The great cultural fallacy of industrialism, as developed up to the present
time, is that in harnessing machines to our uses it has not known how to avoid
the harnessing of the majority of mankind to its machines.

The telephone girl who lends her capacities, during the greater part of the
living day, to the manipulation of a technical routine that has an eventually
high efficiency value but that answers to no spiritual needs of her own is an
appalling sacrifice to civilisation. As a solution of the problem of culture
she is a failure — the more dismal the greater her natural endowment. As with
the telephone girl, so, it is to be feared, with the great majority of us,
slave-stokers to fires that burn for demons we would destroy, were it not that
they appear in the guise of our benefactors.

The American Indian who solves the economic problem with salmon-spear and
rabbit-snare operates on a relatively low level of civilisation, but he
represents an incomparably higher solution than our telephone girl of the
questions that culture has to ask of economics. There is here no question of
the immediate utility, of the effective directness, of economic effort, nor of
any sentimentalizing regrets as to the passing of the "natural man."

The Indian's salmon-spearing is a culturally higher type of activity than that
of the telephone girl or mill hand simply because there is normally no sense
of spiritual frustration during its prosecution, no feeling of subservience to
tyrannous yet largely inchoate demands, because it works in naturally with all
the rest of the Indian's activities instead of standing out as a desert patch
of merely economic effort in the whole of life.
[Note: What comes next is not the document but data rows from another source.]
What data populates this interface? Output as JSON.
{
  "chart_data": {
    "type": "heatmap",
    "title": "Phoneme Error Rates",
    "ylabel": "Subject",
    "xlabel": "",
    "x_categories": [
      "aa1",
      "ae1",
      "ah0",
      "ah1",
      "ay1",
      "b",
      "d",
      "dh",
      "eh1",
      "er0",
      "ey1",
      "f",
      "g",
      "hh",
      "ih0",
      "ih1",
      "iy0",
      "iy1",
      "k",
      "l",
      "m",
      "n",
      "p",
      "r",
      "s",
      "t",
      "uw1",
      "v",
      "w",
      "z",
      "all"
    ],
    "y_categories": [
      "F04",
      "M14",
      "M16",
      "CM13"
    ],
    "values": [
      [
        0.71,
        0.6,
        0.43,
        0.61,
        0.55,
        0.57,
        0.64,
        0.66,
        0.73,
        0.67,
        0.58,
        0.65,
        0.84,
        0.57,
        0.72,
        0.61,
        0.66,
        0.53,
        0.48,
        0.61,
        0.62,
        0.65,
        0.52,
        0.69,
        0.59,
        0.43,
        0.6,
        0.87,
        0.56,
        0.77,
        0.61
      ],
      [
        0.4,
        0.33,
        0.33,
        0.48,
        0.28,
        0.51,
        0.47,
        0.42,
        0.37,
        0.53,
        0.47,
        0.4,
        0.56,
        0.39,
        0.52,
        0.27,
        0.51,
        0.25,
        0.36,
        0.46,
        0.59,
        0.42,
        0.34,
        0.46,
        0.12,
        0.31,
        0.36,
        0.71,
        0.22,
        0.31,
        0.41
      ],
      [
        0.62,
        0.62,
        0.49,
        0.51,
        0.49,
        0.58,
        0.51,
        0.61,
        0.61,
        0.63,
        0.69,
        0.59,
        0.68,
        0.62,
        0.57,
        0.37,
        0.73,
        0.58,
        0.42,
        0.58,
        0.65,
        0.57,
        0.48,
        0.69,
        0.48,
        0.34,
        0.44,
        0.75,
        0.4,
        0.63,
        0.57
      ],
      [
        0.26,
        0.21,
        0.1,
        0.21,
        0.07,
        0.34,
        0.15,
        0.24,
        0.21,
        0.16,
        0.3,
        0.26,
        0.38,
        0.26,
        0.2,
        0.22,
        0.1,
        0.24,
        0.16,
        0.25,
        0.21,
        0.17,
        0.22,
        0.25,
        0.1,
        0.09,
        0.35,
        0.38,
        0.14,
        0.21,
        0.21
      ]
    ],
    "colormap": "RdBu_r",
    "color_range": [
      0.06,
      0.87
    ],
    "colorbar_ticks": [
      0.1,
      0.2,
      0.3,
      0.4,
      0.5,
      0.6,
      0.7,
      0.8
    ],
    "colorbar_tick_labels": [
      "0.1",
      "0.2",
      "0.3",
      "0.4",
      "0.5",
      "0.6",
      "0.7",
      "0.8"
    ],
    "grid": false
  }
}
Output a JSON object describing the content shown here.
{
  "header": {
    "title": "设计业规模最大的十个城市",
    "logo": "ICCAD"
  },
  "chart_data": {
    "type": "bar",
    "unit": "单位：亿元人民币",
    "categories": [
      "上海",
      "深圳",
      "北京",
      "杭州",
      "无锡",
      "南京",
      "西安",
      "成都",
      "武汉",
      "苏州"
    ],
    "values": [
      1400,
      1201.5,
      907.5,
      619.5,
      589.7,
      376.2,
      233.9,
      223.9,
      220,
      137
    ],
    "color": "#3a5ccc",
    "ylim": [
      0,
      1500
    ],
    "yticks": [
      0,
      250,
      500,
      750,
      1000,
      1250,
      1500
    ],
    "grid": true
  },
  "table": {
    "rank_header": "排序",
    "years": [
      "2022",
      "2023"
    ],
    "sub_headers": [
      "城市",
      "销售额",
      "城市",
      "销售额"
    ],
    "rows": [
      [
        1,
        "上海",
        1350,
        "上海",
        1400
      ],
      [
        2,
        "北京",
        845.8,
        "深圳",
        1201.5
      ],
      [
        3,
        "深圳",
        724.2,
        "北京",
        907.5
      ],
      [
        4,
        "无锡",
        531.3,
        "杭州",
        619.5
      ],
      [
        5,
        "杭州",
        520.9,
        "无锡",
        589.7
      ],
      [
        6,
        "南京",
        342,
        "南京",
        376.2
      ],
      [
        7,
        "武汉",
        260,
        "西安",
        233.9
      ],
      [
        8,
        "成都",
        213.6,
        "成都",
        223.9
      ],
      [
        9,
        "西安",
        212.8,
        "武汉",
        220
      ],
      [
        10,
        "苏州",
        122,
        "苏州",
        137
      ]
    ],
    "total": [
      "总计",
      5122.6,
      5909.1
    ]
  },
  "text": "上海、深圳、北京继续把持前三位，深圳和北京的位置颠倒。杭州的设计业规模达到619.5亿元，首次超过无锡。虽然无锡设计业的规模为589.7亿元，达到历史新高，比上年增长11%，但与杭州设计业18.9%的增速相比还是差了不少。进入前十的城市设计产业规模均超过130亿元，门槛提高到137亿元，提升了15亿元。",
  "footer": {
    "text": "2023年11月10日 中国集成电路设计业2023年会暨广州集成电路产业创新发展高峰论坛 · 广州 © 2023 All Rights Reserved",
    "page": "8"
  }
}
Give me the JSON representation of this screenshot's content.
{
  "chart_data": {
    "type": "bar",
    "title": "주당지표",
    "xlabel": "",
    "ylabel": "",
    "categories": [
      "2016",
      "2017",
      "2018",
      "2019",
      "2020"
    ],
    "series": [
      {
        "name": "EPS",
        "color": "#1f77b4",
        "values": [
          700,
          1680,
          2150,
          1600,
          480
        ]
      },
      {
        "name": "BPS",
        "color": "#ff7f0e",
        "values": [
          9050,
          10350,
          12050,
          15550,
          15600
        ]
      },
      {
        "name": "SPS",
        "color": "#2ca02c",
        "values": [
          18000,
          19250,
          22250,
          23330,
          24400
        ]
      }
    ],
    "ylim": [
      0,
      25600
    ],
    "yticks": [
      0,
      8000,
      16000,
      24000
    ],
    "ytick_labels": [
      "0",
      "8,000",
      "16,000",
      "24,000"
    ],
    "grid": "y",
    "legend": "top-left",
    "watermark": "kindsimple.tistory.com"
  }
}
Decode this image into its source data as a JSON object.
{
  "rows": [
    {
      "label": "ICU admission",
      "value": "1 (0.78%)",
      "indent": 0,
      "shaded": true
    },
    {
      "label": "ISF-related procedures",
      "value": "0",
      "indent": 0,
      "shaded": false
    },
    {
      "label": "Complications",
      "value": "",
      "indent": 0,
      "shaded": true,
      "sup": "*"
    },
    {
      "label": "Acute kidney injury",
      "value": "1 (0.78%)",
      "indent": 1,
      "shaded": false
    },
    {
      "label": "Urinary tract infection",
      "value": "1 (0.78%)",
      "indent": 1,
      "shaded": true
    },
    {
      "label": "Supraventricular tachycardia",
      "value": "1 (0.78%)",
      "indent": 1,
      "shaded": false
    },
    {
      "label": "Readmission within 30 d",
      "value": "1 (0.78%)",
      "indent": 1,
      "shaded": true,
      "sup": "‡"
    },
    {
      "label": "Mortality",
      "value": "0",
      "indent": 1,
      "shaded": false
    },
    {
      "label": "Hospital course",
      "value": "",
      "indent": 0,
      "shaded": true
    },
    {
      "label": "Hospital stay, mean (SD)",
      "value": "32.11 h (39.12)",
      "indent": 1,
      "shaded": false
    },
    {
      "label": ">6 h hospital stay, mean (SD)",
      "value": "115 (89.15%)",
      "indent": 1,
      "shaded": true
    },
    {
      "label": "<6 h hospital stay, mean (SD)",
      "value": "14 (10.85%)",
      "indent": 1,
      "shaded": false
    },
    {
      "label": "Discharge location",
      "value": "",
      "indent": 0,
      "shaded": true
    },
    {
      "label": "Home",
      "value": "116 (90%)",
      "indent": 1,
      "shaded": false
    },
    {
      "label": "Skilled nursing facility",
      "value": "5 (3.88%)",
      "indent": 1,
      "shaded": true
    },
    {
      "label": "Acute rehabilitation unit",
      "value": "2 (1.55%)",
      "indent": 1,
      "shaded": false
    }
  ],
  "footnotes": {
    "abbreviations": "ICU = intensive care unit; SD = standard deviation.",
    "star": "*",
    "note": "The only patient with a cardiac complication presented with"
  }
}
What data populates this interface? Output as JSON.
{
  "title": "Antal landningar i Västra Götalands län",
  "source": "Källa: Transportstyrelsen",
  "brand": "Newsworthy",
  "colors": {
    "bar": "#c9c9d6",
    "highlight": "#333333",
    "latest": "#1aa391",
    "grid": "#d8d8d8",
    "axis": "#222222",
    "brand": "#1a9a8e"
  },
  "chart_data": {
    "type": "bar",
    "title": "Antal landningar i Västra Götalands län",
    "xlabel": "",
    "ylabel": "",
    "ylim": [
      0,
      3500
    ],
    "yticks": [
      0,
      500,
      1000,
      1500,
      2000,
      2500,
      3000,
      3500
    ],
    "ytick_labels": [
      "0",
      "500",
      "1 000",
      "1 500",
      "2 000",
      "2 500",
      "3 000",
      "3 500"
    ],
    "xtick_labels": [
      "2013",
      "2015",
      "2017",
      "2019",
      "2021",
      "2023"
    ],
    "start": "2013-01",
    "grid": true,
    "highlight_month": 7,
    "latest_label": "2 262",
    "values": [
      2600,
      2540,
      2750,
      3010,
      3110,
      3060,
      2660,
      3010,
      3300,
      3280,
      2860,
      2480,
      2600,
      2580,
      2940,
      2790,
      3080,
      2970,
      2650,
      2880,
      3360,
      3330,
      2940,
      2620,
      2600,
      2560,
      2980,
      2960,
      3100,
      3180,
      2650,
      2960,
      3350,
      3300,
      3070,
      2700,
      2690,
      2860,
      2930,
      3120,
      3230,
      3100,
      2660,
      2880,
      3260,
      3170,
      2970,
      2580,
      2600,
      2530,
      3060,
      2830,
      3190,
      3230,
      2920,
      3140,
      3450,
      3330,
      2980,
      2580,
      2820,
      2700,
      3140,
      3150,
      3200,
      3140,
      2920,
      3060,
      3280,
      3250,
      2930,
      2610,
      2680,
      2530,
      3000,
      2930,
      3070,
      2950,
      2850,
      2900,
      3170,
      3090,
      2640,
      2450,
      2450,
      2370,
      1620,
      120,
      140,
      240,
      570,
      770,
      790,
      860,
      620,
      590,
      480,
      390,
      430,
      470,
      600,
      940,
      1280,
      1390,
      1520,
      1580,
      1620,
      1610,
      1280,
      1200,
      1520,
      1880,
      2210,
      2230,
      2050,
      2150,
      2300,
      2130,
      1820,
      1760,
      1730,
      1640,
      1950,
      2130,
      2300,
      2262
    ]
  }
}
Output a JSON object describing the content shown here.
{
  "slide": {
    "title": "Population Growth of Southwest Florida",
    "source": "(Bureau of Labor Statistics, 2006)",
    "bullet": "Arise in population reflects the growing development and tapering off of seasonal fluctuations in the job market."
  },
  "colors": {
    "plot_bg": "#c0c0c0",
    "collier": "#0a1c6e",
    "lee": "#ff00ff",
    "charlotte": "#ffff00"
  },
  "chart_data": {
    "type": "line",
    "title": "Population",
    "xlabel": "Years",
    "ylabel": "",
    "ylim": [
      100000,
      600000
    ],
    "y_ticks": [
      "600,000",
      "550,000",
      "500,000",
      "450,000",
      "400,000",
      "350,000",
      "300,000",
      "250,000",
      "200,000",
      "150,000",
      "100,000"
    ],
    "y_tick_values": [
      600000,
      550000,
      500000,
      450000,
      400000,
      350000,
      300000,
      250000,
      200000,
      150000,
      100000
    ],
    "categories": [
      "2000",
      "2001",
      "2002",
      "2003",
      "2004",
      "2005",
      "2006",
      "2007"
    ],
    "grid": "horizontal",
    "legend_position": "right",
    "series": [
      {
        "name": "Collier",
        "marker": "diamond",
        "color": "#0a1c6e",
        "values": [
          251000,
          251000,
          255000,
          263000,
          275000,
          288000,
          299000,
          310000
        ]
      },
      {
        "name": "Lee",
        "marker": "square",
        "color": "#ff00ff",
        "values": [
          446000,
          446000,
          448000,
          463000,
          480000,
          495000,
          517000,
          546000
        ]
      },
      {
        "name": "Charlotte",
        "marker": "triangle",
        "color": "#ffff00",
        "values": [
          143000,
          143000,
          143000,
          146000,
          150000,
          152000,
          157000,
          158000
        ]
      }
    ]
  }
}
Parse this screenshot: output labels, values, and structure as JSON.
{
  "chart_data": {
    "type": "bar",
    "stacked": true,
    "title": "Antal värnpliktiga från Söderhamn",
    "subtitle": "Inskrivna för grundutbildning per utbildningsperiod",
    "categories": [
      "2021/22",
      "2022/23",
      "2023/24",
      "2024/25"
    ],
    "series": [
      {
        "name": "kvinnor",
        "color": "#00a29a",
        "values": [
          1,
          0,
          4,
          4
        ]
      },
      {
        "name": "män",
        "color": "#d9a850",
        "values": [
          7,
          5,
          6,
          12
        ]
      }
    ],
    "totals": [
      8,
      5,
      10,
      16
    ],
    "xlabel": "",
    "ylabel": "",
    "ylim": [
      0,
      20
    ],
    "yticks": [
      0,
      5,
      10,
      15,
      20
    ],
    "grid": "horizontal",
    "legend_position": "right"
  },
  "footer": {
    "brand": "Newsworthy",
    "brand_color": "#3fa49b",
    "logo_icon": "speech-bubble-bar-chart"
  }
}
A genuine culture cannot be defined as a sum of abstractly desirable ends, as
a mechanism. It must be looked upon as a sturdy plant growth, each remotest
leaf and twig of which is organically fed by the sap at the core. And this
growth is not here meant as a metaphor for the group only; it is meant to
apply as well to the individual.

A culture that does not build itself out of the central interests and desires
of its bearers, that works from general ends to the individual, is an external
culture. The word "external," which is so often instinctively chosen to
describe such a culture, is well chosen. The genuine culture is internal, it
works from the individual to ends.

-Edward Sapir